Alan Beat’s New Book
Dec 29th
Some of you may remember that Alan Beat started the Smallholders online newsletter back a few years ago during the disgraceful burning of thousands of cattle and sheep here in the UK. The newsletter was extremely informative and also served as a communications vehicle especially for those smallholders who had their land invaded by government personnel who often burned healthy cattle and sheep tested perfectly free of foot and mouth just in case!! I think it is fair to say that Alan’s research and experience qualified him as, at least, one of the best informed farmers in the UK on the subject.
The following information contains the details of Alan’s new blog on Mother Earth News.
Here is the main reason why vaccination was prohibited:
“Currently, the World Organisation for Animal Health recognizes countries to be in one of three disease states with regard to FMD: FMD present with or without vaccination, FMD-free with vaccination, and FMD-free without vaccination.[24] Countries designated FMD-free without vaccination have the greatest access to export markets, so many developed nations, including Canada, the United States, and the UK, work hard to maintain their current status. Some countries such as Brazil and Argentina which have large beef exporting industries, practise vaccination in some areas but have other vaccination-free zones.”
https://en.wikipedia.org/wiki/Foot-and-mouth_disease
These were frightening and extremely sad days for many farmers and smallholders in the UK who were victims of the decision not to vaccinate.
“Alan Beat trained as a mechanical engineer, working 20 years in the profession before making a deliberate change of lifestyle by moving to a 16-acre smallholding (homestead) with his family in 1987. He restored an historic water mill to working order, and now grinds locally grown organic wheat for demonstration and to feed his family. Alan has written a regular monthly feature in Country Smallholding magazine for the past 25 years and has contributed to a number of other UK publications on a freelance basis.”
http://www.motherearthnews.com/homesteading-and-livestock/homesteading-in-the-united-kingdom-zbcz1512.aspx
Smallholding: A practical guide to self-sufficient living Paperback – 16 Jun 2015
Alan is an established author with six, 5 star Amazon reviews of his first book on the subject: A Start in Smallholding.

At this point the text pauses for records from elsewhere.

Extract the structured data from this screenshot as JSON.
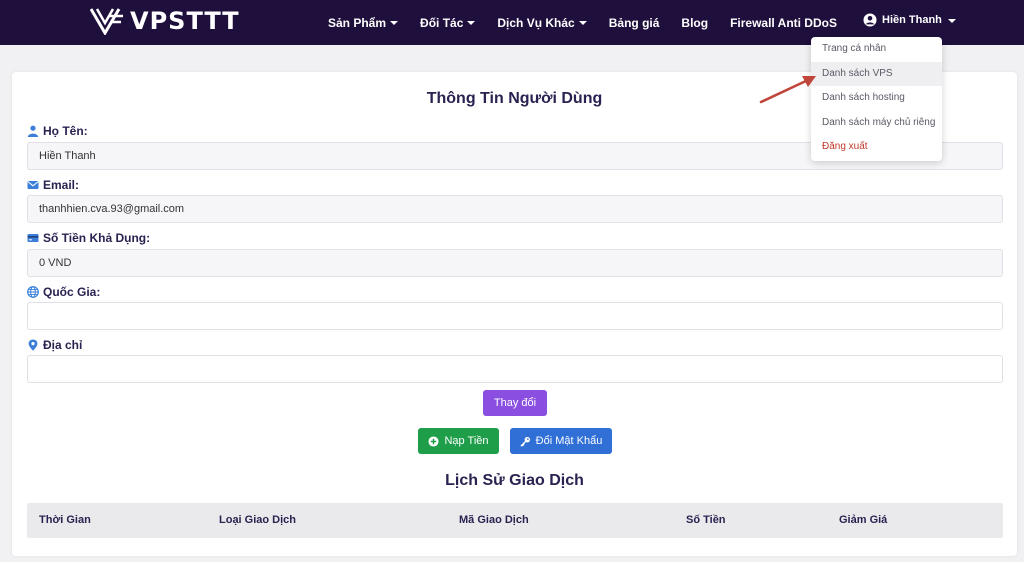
{
  "brand": {
    "name": "VPSTTT"
  },
  "nav": {
    "items": [
      {
        "label": "Sản Phẩm",
        "caret": true
      },
      {
        "label": "Đối Tác",
        "caret": true
      },
      {
        "label": "Dịch Vụ Khác",
        "caret": true
      },
      {
        "label": "Bảng giá",
        "caret": false
      },
      {
        "label": "Blog",
        "caret": false
      },
      {
        "label": "Firewall Anti DDoS",
        "caret": false
      }
    ],
    "user": {
      "name": "Hiền Thanh"
    }
  },
  "dropdown": {
    "items": [
      {
        "label": "Trang cá nhân"
      },
      {
        "label": "Danh sách VPS"
      },
      {
        "label": "Danh sách hosting"
      },
      {
        "label": "Danh sách máy chủ riêng"
      },
      {
        "label": "Đăng xuất"
      }
    ]
  },
  "profile": {
    "title": "Thông Tin Người Dùng",
    "fields": {
      "name": {
        "label": "Họ Tên:",
        "value": "Hiền Thanh"
      },
      "email": {
        "label": "Email:",
        "value": "thanhhien.cva.93@gmail.com"
      },
      "balance": {
        "label": "Số Tiền Khả Dụng:",
        "value": "0 VND"
      },
      "country": {
        "label": "Quốc Gia:",
        "value": ""
      },
      "address": {
        "label": "Địa chỉ",
        "value": ""
      }
    },
    "change_label": "Thay đổi",
    "topup_label": "Nạp Tiền",
    "change_password_label": "Đổi Mật Khẩu"
  },
  "history": {
    "title": "Lịch Sử Giao Dịch",
    "columns": [
      "Thời Gian",
      "Loại Giao Dịch",
      "Mã Giao Dịch",
      "Số Tiền",
      "Giảm Giá"
    ]
  },
  "colors": {
    "navbar": "#1f0f3d",
    "change_button": "#8a4fe0",
    "topup_button": "#1f9e4a",
    "password_button": "#2f6fd6",
    "logout": "#c0392b",
    "arrow": "#c0453a"
  }
}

The Universe is Not About Us!
Dec 10th
“If the view of the universe revealed to us by modern science is even approximately accurate—and, like Lovecraft, I have no doubt of this—then the entire history of our species, from its emergence sometime in the Pleistocene to its extinction at some as yet undetermined point in the future, is a brief incident on the wet film that covers the surface of a small planet circling an undistinguished star over to one side of an ordinary galaxy. Is it important, that brief incident? To us, surely—but only to us. In Lovecraft’s words, we are ‘faced by the black, unfathomable gulph of the Outside, with its forever-unexplorable orbs & its virtually certain sprinkling of utterly unknowable life-forms.’ Notice the adjectives here: unfathomable, unexplorable, unknowable. What he’s saying here, and throughout his fiction as well, is plain: the message of deep time and deep space is that the cosmos is not there for our benefit.”
John Michael Greer
One could say: The universe is not about us!
From: WEDNESDAY, DECEMBER 09, 2015
The Flutter of Space Bat Wings
http://thearchdruidreport.blogspot.co.uk/
Living in Concept
Dec 6th
Albert Camus on Happiness, Unhappiness, and Our Self-Imposed Prisons
“Those who prefer their principles over their happiness, they refuse to be happy outside the conditions they seem to have attached to their happiness.”
“For what gives value to travel is fear. It breaks down a kind of inner structure we have. One can no longer cheat — hide behind the hours spent at the office or at the plant (those hours we protest so loudly, which protect us so well from the pain of being alone). I have always wanted to write novels in which my heroes would say: ‘What would I do without the office?’ or again: ‘My wife has died, but fortunately I have all these orders to fill for tomorrow.’ Travel robs us of such refuge.”
I relate strongly to these insights. As I grow older, I realise how attached I am becoming to my routines; they become habits that I cling to and begin to cherish. They tend to cement me to the familiar where I wallow in a trough of certainty and complacency. Why is this a problem? Seeing only the familiar often results in not seeing or hearing at all what’s actually there. We live in concept, we see what we know is there and hear what we know is being spoken or brought forth. As this article says, we build walls and encase ourselves in a “self-Imposed prison.”